価値が有りそうな宝飾類もすぐに取られるからな、出来れば落とさず取られず、肌身離さず付けとけ」
ええ……!?何気にめちゃくちゃ難しいこと言ってない?アクセサリーだと取られやすいってことは……ええ、何?
服は毎日着替えるし、着替えさせられたら終わりだしな……靴とか?でも、脱げたらおしまいだよね……
ええ!無くない?サイズ的には本に付けたmicroSDサイズの魔石の半分位で、薄さは同じくらいか……体に埋め込む?ひ~!無理!
体にくっつける……?あ、ネイルに埋め込む?あ~でも剥がす時傷むよねきっと?綺麗に剥がれないかもだしね……何かでコーティングする?
例えば薄いビニールとかゴムで覆って、ジェルネイルで埋め込んじゃったらどうだろう?足の親指の爪だったら行けそうな気がする。
「足の爪に貼りましょう!このジェルネイルってやつで埋め込んだらいいと思うんですけど、問題はネイルを剥がす時に魔石を傷つけちゃいそうなところなんですよね~……

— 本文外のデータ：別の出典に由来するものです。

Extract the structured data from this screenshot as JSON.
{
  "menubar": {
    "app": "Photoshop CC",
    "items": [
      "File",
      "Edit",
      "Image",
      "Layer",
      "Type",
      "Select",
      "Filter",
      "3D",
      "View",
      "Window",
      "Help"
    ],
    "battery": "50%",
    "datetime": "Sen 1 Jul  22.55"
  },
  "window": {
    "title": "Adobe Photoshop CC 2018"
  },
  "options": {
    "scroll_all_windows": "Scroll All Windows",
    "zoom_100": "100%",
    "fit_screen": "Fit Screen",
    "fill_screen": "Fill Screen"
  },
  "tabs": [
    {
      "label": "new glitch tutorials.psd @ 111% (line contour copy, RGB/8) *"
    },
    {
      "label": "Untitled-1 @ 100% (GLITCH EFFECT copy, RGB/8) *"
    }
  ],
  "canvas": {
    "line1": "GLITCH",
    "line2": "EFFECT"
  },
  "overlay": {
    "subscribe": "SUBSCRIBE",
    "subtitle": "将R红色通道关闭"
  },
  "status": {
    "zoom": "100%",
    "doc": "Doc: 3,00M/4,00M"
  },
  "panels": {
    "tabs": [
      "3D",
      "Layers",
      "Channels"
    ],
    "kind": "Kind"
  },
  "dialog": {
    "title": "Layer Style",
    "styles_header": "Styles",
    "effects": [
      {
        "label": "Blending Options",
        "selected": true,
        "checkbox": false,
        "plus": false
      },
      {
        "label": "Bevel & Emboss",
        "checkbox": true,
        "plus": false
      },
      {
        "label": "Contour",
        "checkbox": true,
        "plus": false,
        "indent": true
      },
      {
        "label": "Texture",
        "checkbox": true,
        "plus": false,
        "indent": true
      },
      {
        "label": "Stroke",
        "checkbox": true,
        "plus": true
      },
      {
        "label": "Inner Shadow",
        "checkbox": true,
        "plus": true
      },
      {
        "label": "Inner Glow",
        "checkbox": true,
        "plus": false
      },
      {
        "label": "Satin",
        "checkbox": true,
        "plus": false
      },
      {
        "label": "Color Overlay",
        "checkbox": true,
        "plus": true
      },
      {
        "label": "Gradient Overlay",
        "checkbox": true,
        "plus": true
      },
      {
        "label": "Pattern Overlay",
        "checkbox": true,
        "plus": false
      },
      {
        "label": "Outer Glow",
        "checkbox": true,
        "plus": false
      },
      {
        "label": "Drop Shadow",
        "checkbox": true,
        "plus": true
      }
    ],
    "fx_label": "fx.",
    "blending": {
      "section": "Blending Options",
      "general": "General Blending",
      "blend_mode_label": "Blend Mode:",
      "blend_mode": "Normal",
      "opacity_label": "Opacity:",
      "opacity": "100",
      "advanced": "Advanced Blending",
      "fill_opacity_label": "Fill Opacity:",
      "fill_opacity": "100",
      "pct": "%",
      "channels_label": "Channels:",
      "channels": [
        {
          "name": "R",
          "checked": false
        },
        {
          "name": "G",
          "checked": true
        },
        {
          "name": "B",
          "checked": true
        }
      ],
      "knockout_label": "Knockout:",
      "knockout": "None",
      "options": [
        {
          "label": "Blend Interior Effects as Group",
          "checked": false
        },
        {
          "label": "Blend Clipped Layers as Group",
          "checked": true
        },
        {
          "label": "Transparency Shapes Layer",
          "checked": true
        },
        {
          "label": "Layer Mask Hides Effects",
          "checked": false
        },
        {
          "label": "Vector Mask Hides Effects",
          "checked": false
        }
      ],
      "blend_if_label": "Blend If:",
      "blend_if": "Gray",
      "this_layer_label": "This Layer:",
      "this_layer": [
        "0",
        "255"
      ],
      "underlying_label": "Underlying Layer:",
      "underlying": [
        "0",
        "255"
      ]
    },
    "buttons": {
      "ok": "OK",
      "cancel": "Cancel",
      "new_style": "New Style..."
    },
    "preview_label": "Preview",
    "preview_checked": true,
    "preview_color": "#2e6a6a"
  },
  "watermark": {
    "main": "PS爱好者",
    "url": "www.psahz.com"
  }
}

何かの膜で覆ってしまって埋め込んだら、綺麗に取れるかなと思うんですけどね~……」
「それならバリアで覆えばいいんじゃないか?薄い膜が出来るぞ」
おお、さすが魔法ばんざい!じゃあそれでやってみよう。今日は遅いし、また明日でいいね。
ちょうどミーナさんのお店の準備もあるし、一緒にやってみようかな。
てかやり方がよくわからないから、ネイルの本を買って、道具を揃えなきゃな~……そう言えばこの世界マニキュアって無いのかな?してる人見たこと無いかも……
この世界に来て治ったけど、元々アトピーだからマニキュア苦手だったんだよね。掻いちゃった時悲惨なことになるから、爪の伸ばせなかったしね~。
だから気付かなかったけど、爪に色が付いた人はいなかったと思う。これは……新しい商売の予感?くふふ
「ではミーナさん、明日はいよいよ開店準備ですね!よろしくお願いします」
「あらあら、面白そうだから私も行くわ~、うふふ」
え?サマンサさんも来るの?大丈夫かな?
「おば様、せっかく家が出来たんですから、明日はゆっくりお庭を愛でたり、応接間を整えたり、やることが多いんじゃない?」
「そう言えばそうね。じゃあ、ミーナのお店にはまた今度行くことにするわ~、うふふ」
あ、ミーナさんが上手くあしらった。やっぱり邪魔だと思ったんだ。まあね、サマンサさんがいると仕事が増えそうだもんね。
別に何かする訳じゃないんだけど……まず手伝いには絶対なら無いし、サマンサさんが来ることでアンドレやデザイナーの坊やが突撃してきそうでめんどくさそうなんだよね~……
うん、明日は家でゆっくりしていてください。